Armaan Shah
Jan 31, 2018 · 5 min read

Meditation is Hard

Practitioners study meditation for years to develop mastery. It took Andy Puddicombe, co-founder of Headspace, years of study before he became ordained as a Buddhist monk.

Despite the difficulty of the actual practice of meditation, people who are unaccustomed to a culture of meditation have an even more difficult barrier to entry:

Why should I meditate? How is it relevant to my life?

These barriers exist because meditation is, literally, a foreign concept to many of us — and our media reinforces that image.

Meditation in Our Media

Meditation in our media is most powerfully depicted through movies and TV shows. Benedict Cumberbatch in Doctor Strange journeys to a temple in Nepal where meditation is a frequent practice. Julia Roberts in Eat Pray Love travels the world in a mid-life crisis and meditation becomes an important part of her self-discovery in India.

Rarely do we see people in our media practicing meditation in stride with their daily lives. Imagine Gabriel Macht as Harvey Specter in Suits or Meryl Streep as Miranda Priestly in The Devil Wears Prada meditating. It just wouldn’t fit. Our culture and media work in conjunction, shaping meditation as relevant only for people undergoing a significant life change — no one else has the time for it. Consequently, any meditation product or service faces the uphill battle of changing that perception.

Bridging the Gap

While many apps deliver meditation as a product, very few focus first on the broader issue of reshaping the perception of meditation. This is where Headspace stands apart.

Equipped with a deep understanding of how meditation can improve one’s mental health and lifestyle, Headspace focuses on connecting the foreignness of the practice with the needs of the user. Most importantly, Headspace has identified the user’s jobs to be done.

1) I feel as though I am always busy and I need to focus on the things that matter

2) I’d like to lead a more fulfilling life and focus on being grateful

Users that lead busy and fast paced lives have a tough time focusing on what provides the most value to them. The gazillion productivity posts on Medium and the even larger number of readers is demonstrative of the need to live deliberately. Headspace’s approach to solving this problem is entirely different and non-obvious.

Headspace aims to provide mental clarity as the product to their service by helping their user identify what they value most and focus on internal fulfillment.

Even as Headspace delivers on such a service, an important barrier still remains: how can Headspace actually convince potential users of the value of meditation? The question still stands: how is this relevant to my life?

Marketing to Touchpoints

If Headspace aims to enable widespread adoption of a product lacking a clear use case, they will need to evolve the perception of meditation for their users and create the need.

Headspace targets institutions of authority and influence. Scientific fact, famous individuals (a.k.a. influencers), and talk shows or TV media are important vehicles of widespread adoption.

As of this writing, the landing page of quotes Emma Watson on the “genius” of Headspace and references research analyzing the (ultimately positive) effects of meditation.
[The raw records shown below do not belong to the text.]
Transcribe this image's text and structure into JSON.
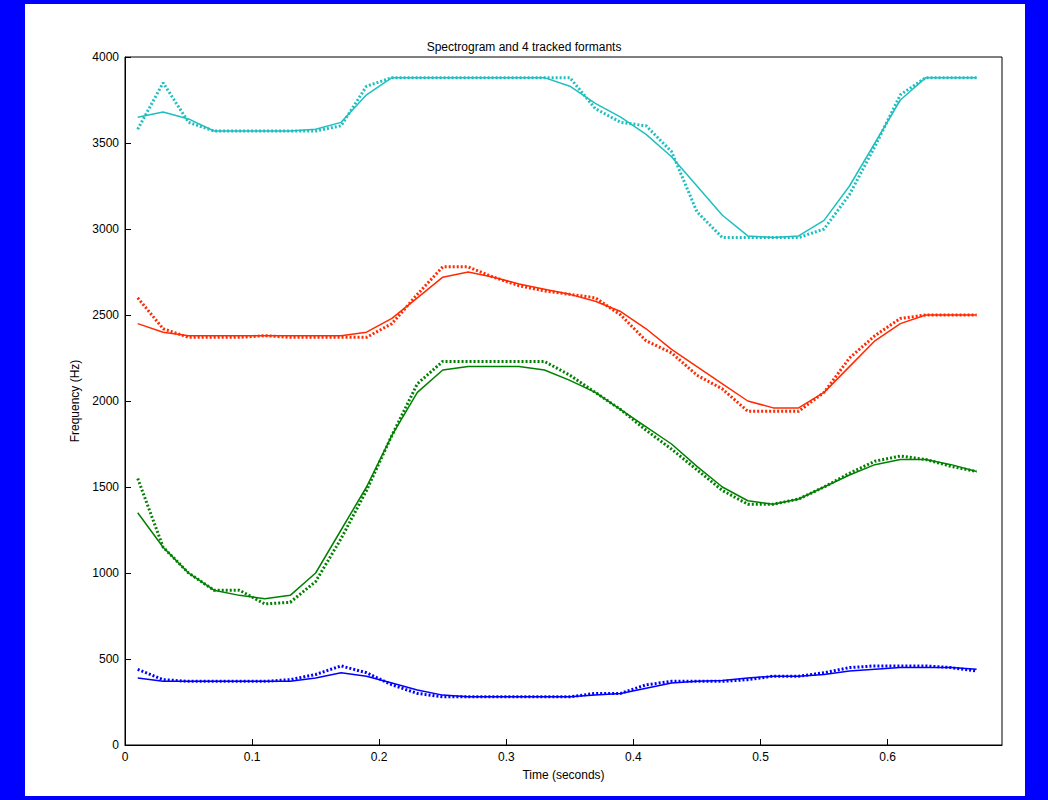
{
  "chart_data": {
    "type": "line",
    "title": "Spectrogram and 4 tracked formants",
    "x_label": "Time (seconds)",
    "y_label": "Frequency (Hz)",
    "x": [
      0.01,
      0.03,
      0.05,
      0.07,
      0.09,
      0.11,
      0.13,
      0.15,
      0.17,
      0.19,
      0.21,
      0.23,
      0.25,
      0.27,
      0.29,
      0.31,
      0.33,
      0.35,
      0.37,
      0.39,
      0.41,
      0.43,
      0.45,
      0.47,
      0.49,
      0.51,
      0.53,
      0.55,
      0.57,
      0.59,
      0.61,
      0.63,
      0.65,
      0.67
    ],
    "xlim": [
      0,
      0.69
    ],
    "xticks": [
      0,
      0.1,
      0.2,
      0.3,
      0.4,
      0.5,
      0.6
    ],
    "ylim": [
      0,
      4000
    ],
    "yticks": [
      0,
      500,
      1000,
      1500,
      2000,
      2500,
      3000,
      3500,
      4000
    ],
    "grid": false,
    "series": [
      {
        "color": "#1fbfbf",
        "line_style": "dotted",
        "values": [
          3580,
          3850,
          3620,
          3570,
          3570,
          3570,
          3570,
          3570,
          3600,
          3830,
          3880,
          3880,
          3880,
          3880,
          3880,
          3880,
          3880,
          3880,
          3700,
          3620,
          3600,
          3450,
          3100,
          2950,
          2950,
          2950,
          2950,
          3000,
          3200,
          3480,
          3780,
          3880,
          3880,
          3880
        ]
      },
      {
        "color": "#1fbfbf",
        "line_style": "solid",
        "values": [
          3650,
          3680,
          3640,
          3570,
          3570,
          3570,
          3570,
          3580,
          3620,
          3780,
          3880,
          3880,
          3880,
          3880,
          3880,
          3880,
          3880,
          3830,
          3730,
          3650,
          3550,
          3420,
          3250,
          3080,
          2960,
          2950,
          2960,
          3050,
          3250,
          3500,
          3750,
          3880,
          3880,
          3880
        ]
      },
      {
        "color": "#ff2a00",
        "line_style": "dotted",
        "values": [
          2600,
          2420,
          2370,
          2370,
          2370,
          2380,
          2370,
          2370,
          2370,
          2370,
          2450,
          2620,
          2780,
          2780,
          2720,
          2670,
          2640,
          2620,
          2600,
          2500,
          2350,
          2280,
          2150,
          2070,
          1940,
          1940,
          1940,
          2050,
          2250,
          2380,
          2480,
          2500,
          2500,
          2500
        ]
      },
      {
        "color": "#ff2a00",
        "line_style": "solid",
        "values": [
          2450,
          2400,
          2380,
          2380,
          2380,
          2380,
          2380,
          2380,
          2380,
          2400,
          2480,
          2600,
          2720,
          2750,
          2720,
          2680,
          2650,
          2620,
          2580,
          2520,
          2420,
          2300,
          2200,
          2100,
          2000,
          1960,
          1960,
          2050,
          2200,
          2350,
          2450,
          2500,
          2500,
          2500
        ]
      },
      {
        "color": "#008000",
        "line_style": "dotted",
        "values": [
          1550,
          1150,
          1000,
          900,
          900,
          820,
          830,
          950,
          1200,
          1480,
          1800,
          2100,
          2230,
          2230,
          2230,
          2230,
          2230,
          2150,
          2050,
          1950,
          1830,
          1720,
          1600,
          1480,
          1400,
          1400,
          1430,
          1500,
          1580,
          1650,
          1680,
          1660,
          1620,
          1590
        ]
      },
      {
        "color": "#008000",
        "line_style": "solid",
        "values": [
          1350,
          1150,
          1000,
          900,
          870,
          850,
          870,
          1000,
          1250,
          1500,
          1800,
          2050,
          2180,
          2200,
          2200,
          2200,
          2180,
          2120,
          2050,
          1950,
          1850,
          1750,
          1620,
          1500,
          1420,
          1400,
          1430,
          1500,
          1570,
          1630,
          1660,
          1660,
          1630,
          1590
        ]
      },
      {
        "color": "#0000ff",
        "line_style": "dotted",
        "values": [
          440,
          380,
          370,
          370,
          370,
          370,
          380,
          410,
          460,
          420,
          350,
          300,
          280,
          280,
          280,
          280,
          280,
          280,
          300,
          300,
          350,
          370,
          370,
          370,
          380,
          400,
          400,
          420,
          450,
          460,
          460,
          460,
          450,
          430
        ]
      },
      {
        "color": "#0000ff",
        "line_style": "solid",
        "values": [
          390,
          370,
          370,
          370,
          370,
          370,
          370,
          390,
          420,
          400,
          360,
          320,
          290,
          280,
          280,
          280,
          280,
          280,
          290,
          300,
          330,
          360,
          370,
          375,
          390,
          400,
          400,
          410,
          430,
          440,
          450,
          450,
          450,
          440
        ]
      }
    ]
  }
}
Andy Puddicombe gave a Ted Talk and appeared on several talk shows to speak to the value of meditation. Ryan Seacrest, Jessica Alba, and Jared Leto are all investors in Headspace.

Headspace is using these touchpoints as a means of establishing a new perception that emphasizes the value of a peaceful mind and the corresponding focus and fulfillment that comes with it.

Designing the Experience

With a strong set of user insights, Headspace uses the in-app experience to tie perception and need together. The app’s friendly, animated characters and warm colors invite you into the world of meditation. An animation of a character traveling through snow-topped mountains or floating around the world in a hot air balloon resembles the “finding yourself” themes surrounding meditation in media. The next animation presented, though, might be of a more relatable animation of a character stuck in traffic or working out.

The animations simultaneously confirm the user’s belief that meditation is a foreign concept, as well as, relate to the user’s daily struggles.

Headspace has taken a nuanced understanding of a perception and taken on an even more impressive challenge of reshaping that impression through design and marketing. If successful, the app could define the form in which many people in our culture meditate and in the long term, impact how meditation is portrayed in our media. I admire the company’s work in a space of high risk, high reward and the unique strategy they employ to acquire new users.

Food for Thought

Yoga once was a similarly unknown activity in western cultures until it began to take a fitness-centered focus. With its popularization, there is a considerable amount of discussion on the appropriation of yoga from a religious/spiritual practice to a more external, health and fitness one.

Meditation could take a similar route. Headspace has been able to deliver meditation as a service to their core user, but by catering to the mainstream, they risk making similar changes to the practice for the sake of fitting the needs of their users 😟. My next question is, how will they balance the broadening of meditation as a service to serve more people with the original intent and spiritual components of the practice?